Paul Lo Duca hit yet another homer, a fifth-inning blast which tied the game at four. With the bases loaded and no outs in the sixth, though, underrated Padres righty Woody Williams got Marquis Grissom to ground into a force at home, then struck out Alex Cora and Dave Hansen to end the inning, and the Dodgers came away with nothing. They would be kept on the porch for the next two innings by Jay Witasick before Trevor Hoffman came on in the ninth to slam the door in their faces. In the meantime a tired Matt Herges had loaded them up in the top of the ninth for light-hitting catcher Rick Wilkins, who knocked in the go-ahead run and started a Padres feeding frenzy that would eventually account for five runs. Payback, Padres fan and defender of justice Jon would have us believe, for the morally reprehensible act of intentionally walking Mike Darr. Oh well.

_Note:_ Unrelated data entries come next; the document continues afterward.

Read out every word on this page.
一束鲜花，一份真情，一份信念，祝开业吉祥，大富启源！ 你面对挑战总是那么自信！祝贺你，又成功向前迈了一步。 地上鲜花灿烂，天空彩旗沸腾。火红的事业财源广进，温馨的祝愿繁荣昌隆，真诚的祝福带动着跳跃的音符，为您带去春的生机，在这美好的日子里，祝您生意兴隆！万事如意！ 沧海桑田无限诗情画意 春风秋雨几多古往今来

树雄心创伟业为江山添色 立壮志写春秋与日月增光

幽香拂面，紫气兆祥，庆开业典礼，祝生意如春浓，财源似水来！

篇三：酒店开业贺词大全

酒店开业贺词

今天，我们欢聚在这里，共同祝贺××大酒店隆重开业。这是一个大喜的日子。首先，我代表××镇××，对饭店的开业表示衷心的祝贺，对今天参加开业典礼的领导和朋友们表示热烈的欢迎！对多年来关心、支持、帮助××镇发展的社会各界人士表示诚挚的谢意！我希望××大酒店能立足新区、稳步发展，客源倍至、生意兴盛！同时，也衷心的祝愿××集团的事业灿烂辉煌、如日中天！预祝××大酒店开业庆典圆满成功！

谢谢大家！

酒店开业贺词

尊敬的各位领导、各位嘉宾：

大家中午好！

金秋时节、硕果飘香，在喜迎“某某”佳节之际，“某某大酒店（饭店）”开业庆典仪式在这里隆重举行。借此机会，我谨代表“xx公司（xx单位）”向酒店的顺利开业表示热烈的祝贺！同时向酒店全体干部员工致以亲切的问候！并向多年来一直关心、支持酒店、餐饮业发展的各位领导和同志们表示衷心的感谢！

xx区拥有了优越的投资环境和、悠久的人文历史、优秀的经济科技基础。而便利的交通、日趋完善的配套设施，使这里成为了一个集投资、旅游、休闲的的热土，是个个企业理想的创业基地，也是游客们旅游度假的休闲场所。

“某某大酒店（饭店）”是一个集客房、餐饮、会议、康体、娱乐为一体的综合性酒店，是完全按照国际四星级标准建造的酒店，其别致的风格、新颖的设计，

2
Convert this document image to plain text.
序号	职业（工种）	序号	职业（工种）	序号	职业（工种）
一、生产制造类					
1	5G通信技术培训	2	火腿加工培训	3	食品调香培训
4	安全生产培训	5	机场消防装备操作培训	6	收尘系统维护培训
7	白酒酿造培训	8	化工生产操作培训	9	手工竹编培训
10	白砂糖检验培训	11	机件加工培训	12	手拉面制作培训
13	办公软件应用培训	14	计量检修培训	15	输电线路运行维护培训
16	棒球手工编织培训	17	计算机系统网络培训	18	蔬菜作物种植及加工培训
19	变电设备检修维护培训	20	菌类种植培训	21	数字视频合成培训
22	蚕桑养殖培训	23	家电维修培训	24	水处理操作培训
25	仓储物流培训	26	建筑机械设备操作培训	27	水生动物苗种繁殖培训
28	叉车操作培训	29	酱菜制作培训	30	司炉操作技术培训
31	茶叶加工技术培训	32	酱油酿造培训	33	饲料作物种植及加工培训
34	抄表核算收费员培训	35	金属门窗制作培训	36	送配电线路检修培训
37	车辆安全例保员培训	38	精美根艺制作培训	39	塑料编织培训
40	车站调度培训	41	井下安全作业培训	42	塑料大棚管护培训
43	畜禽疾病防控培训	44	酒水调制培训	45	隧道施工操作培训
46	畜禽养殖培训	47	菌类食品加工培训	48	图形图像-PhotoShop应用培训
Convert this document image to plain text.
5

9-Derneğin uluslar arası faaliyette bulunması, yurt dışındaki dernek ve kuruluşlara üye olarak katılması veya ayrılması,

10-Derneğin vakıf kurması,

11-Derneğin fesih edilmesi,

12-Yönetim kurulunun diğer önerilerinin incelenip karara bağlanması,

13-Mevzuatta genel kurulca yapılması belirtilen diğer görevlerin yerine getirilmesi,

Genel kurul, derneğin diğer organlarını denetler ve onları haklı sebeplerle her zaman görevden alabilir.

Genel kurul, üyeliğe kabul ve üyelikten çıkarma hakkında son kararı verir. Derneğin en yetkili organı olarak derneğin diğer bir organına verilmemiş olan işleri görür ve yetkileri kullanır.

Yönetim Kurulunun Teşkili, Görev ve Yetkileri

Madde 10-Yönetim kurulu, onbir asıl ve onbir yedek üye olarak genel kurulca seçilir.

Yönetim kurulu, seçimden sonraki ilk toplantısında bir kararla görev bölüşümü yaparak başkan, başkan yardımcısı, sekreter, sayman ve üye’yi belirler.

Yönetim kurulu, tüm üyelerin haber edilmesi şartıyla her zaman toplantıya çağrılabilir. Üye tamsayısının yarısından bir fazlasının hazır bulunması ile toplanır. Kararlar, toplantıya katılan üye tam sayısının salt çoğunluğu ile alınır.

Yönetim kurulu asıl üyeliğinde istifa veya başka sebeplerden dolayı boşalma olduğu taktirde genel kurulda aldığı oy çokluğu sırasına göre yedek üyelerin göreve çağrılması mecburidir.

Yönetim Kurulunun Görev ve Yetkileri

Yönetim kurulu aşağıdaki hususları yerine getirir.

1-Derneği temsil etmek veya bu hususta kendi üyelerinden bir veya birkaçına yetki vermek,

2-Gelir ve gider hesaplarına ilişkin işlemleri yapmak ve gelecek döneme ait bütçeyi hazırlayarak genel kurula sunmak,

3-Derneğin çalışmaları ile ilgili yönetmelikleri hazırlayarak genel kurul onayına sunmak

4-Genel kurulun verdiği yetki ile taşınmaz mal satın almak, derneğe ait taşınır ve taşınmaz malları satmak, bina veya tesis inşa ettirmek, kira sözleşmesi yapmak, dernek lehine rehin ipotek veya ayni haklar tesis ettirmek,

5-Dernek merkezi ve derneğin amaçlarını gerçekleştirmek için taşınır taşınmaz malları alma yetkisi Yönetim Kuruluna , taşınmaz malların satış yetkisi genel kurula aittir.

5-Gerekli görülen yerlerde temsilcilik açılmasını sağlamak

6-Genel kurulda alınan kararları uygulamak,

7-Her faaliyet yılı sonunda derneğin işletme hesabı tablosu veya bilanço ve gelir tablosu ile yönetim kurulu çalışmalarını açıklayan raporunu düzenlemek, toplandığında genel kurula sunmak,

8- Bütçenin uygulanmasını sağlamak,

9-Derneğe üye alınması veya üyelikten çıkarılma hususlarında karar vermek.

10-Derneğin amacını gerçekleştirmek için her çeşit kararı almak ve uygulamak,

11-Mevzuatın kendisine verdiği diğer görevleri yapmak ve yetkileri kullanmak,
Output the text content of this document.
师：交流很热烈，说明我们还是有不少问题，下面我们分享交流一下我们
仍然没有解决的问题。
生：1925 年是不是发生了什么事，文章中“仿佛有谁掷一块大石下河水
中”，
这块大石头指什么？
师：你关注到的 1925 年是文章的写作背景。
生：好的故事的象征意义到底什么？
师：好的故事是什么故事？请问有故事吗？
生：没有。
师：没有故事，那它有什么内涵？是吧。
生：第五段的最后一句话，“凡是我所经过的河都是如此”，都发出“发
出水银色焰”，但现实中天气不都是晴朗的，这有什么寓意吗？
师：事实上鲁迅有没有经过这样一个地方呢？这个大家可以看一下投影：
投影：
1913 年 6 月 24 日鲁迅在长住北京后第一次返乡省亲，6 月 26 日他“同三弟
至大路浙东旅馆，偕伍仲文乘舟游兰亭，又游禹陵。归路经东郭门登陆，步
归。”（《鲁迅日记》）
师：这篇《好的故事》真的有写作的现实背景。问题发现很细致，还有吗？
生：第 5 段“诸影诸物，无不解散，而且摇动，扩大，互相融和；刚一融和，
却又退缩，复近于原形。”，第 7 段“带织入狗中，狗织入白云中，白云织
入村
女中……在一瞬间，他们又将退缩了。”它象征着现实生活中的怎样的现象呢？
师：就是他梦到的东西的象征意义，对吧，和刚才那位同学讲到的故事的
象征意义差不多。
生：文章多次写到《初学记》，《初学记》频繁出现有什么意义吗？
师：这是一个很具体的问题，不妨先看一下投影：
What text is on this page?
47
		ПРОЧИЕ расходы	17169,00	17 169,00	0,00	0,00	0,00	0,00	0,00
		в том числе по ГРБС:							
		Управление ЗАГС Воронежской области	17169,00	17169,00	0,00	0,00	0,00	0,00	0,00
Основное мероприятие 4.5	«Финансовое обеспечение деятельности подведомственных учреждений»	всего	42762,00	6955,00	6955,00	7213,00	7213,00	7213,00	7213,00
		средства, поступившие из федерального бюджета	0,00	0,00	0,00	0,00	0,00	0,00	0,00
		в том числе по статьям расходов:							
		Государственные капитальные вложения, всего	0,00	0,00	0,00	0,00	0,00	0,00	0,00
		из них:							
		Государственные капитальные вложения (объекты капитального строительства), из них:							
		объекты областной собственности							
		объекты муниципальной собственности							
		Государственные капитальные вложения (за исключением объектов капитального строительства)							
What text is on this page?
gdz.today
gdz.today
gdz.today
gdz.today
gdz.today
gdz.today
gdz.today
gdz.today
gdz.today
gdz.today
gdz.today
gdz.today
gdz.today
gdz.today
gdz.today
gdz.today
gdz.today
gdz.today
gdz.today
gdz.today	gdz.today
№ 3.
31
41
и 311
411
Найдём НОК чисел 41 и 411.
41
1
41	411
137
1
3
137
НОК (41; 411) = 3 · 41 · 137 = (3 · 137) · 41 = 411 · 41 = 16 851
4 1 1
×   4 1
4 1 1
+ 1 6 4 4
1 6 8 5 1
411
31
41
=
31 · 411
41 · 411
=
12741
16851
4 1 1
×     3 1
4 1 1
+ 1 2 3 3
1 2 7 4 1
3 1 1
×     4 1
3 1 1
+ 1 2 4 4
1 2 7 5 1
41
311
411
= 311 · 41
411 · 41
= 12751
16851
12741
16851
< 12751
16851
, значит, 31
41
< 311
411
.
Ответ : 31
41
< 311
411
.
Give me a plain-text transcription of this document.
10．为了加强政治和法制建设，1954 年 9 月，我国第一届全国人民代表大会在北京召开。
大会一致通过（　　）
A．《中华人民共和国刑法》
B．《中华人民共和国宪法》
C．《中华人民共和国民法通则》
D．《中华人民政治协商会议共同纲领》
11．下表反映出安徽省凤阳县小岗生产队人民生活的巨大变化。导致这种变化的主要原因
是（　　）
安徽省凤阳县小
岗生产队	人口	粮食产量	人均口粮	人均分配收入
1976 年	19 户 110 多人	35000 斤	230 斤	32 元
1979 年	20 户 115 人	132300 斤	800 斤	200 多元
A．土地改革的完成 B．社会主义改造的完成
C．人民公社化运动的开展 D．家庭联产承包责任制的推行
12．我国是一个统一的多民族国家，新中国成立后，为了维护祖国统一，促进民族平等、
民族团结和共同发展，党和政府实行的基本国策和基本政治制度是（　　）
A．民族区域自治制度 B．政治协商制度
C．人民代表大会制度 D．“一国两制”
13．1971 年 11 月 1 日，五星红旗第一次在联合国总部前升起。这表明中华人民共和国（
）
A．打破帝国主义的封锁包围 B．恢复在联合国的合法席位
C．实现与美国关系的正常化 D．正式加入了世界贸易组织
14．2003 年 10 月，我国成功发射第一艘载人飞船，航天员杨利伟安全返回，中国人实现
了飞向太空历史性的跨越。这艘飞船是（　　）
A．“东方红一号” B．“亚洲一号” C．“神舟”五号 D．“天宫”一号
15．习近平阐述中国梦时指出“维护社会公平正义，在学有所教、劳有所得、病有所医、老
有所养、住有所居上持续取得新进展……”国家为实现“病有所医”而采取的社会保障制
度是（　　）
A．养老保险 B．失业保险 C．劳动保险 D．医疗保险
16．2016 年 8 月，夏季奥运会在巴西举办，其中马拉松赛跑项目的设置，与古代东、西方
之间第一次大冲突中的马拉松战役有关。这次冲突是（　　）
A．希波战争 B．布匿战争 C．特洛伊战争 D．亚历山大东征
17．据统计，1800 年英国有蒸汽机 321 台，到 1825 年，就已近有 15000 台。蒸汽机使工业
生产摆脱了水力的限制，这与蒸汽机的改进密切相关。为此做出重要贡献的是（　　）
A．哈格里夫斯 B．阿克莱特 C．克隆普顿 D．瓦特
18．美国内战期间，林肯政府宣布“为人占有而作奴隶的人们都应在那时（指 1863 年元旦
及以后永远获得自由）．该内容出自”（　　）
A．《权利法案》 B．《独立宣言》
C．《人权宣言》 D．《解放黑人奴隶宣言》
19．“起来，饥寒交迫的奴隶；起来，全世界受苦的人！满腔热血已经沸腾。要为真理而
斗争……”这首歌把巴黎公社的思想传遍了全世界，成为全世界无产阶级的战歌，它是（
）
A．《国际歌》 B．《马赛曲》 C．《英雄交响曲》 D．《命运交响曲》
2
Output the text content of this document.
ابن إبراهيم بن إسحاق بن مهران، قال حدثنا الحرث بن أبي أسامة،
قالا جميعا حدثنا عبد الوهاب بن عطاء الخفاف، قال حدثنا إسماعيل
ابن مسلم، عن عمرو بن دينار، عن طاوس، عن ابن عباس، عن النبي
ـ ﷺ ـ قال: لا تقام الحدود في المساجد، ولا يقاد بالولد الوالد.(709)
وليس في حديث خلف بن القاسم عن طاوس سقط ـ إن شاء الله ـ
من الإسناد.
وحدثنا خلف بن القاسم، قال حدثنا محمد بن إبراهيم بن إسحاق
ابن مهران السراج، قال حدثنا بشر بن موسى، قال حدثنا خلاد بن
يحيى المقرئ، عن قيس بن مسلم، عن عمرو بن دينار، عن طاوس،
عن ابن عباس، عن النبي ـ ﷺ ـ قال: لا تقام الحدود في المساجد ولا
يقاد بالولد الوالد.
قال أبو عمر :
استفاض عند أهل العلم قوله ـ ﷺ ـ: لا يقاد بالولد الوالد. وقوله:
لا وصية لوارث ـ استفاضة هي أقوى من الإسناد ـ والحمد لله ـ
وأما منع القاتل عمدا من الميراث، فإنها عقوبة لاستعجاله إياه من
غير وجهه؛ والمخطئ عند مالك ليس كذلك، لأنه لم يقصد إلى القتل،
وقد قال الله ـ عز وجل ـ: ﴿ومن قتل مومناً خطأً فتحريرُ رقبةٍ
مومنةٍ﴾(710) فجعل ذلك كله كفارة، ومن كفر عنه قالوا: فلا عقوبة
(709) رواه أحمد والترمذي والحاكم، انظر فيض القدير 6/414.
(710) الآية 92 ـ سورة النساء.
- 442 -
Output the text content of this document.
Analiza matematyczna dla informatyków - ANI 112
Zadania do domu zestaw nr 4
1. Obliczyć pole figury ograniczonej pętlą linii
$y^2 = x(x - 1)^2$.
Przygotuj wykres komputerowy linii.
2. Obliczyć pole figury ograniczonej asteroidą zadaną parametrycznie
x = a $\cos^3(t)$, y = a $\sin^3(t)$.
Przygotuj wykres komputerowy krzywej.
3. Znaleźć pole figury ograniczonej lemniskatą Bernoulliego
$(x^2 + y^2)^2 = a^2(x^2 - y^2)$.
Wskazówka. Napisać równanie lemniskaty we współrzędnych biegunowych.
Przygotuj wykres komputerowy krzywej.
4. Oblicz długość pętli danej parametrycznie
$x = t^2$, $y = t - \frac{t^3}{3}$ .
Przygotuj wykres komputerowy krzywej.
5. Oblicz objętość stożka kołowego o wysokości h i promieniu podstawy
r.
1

A gorgeous night, though, a decent game up until the end there, good company, and a chance to reflect on my week in So-Cal. This wasn’t the first time I’d been back since moving away—we went home for Christmas—but it was my first time back since I started to feel at home in Rochester, and I’d wondered about the difference that would make. Would I experience the bitter realization that you can’t go home again, that things will never be the same as how you left them, that this place you called home for so long is now just a place you used to live? Or would I come to my senses and recognize just how much I’d left behind, and that this is where I truly belong, and that Rochester is not a home at all so much as an okay place to mark time until this geographical fickleness has worked its way out of my system?

Funny thing is, the answer was neither. I had a couple afternoons to kill in the college town that’s been my social and cultural epicenter for the last decade or so, and as I walked around peeking in the cafes and bars and the record store I kept seeing familiar faces, the kind of people you don’t really know, maybe not even by name, but over the course of years you see them often enough that you exchange friendly smiles or hellos when you pass. And, as usual, we smiled and said hello, the townies and me. It happened a couple times before I realized what was odd about it. They thought I still lived here!

And so, in a way, I still do. That’s the feeling that I came away with. I feel like I haven’t moved so much as expanded. I’ve got two homes now. My footprint has gotten broader. It’s a feeling that is strangely gratifying, and has allowed me some insight into why really rich people maintain households on three continents: because they can!

FINAL SCORE: PADRES 9, DODGERS 6

FOOD CONSUMED: My last Dodger Dog and nachos of the season. Unless of course the Dodgers somehow make it to the NLCS, in which case I have vowed to return. (It’s kind of like vowing, “I will go to the moon.” Nobody’s really going to hold you to it if you don’t.)